Августа стояла в белом батистовом старомодном белье перед зеркалом и
развязывала ленточки корсета. Потом со вздохом его отбросила. Прекрасные
высокие груди выскользнули как виноградные кисти из корзинки.
- Вам, может быть, еще кажется, - продолжал устало голос за
перегородкой, - что время - бесконечно и какое-нибудь десятилетие - это
огромное время. Однако достаточно закрыть глаза, и с ним уже покончено. Как
скоро все узнают, что были обмануты! - Раздался неясный звук. Вероятно, он
смеялся. - Ничего вы мне за такое свинство не можете предложить.
Утром я приехал скорым "Гамбург - Амстердам". Ехал почти всю ночь,
чтобы встретиться с ней. Экономическая депрессия захватила уже и судоверфь
Кратцманна. Бразильцы отказались от заказов, и неделю тому назад я был
уволен. Уволены были все иностранцы. Оставалось только две возможности:
Канада или Австралия. В Европе меня не ждало ничего хорошего. Но без Августы
я не мог уехать, я хотел еще раз попытаться начать с того, на чем мы
остановились.
Напряжение в зале росло. Разговор утихал. Даже официанты теперь
успокоились. Августа провела несколько раз гребнем по длинным темным
волосам. Соединила их в единую прядь и начала заплетать косу. Только мужчины
в соседнем кабинете продолжали тихо беседовать дальше.

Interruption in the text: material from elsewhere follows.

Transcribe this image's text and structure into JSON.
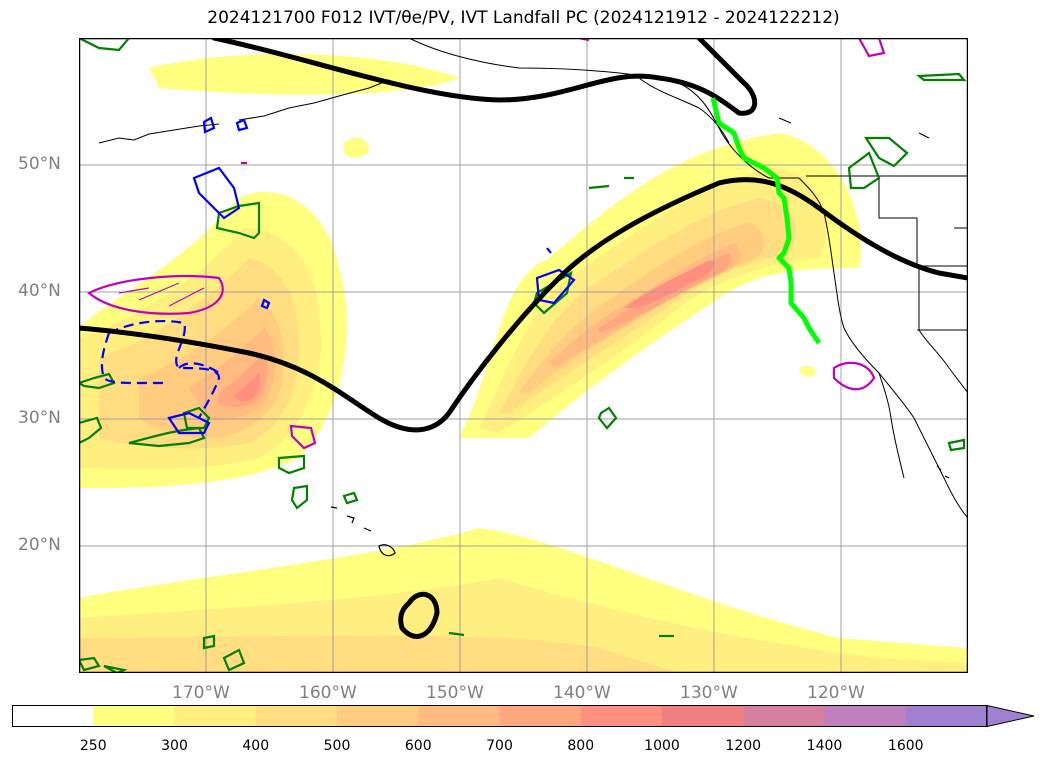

- Вы правы, - сказал другой голос. - Все в сущности обман, но мы,
однако, имеем возможность кое-что вам предложить. Иначе бы мы не пришли. -
Голос звучал вежливо и услужливо, почти заискивающе. - Вы должны это
обдумать. Наша... - он помолчал и долго искал подходящее выражение, -
скажем, компания, которая нас уполномочила, взвесив все, пришла к этому
варианту. Для какого-либо выбора и перемен уже нет времени. Даже у вас нет
времени, все решено! Ведь дело идет не о вашей особе: если бы на вашем месте
был кто-то другой - значит, был бы кто-то другой, и все. Попытайтесь не
усложнять ситуацию; мы оба совсем незначительные люди, можете с нами
соглашаться или не соглашаться, на решение мы не сможем повлиять. В подобных
случаях отдельное лицо вообще не имеет влияния.
- И значения, - добавил тихо третий.
- Так о чем речь? - холодно спросил первый мужчина.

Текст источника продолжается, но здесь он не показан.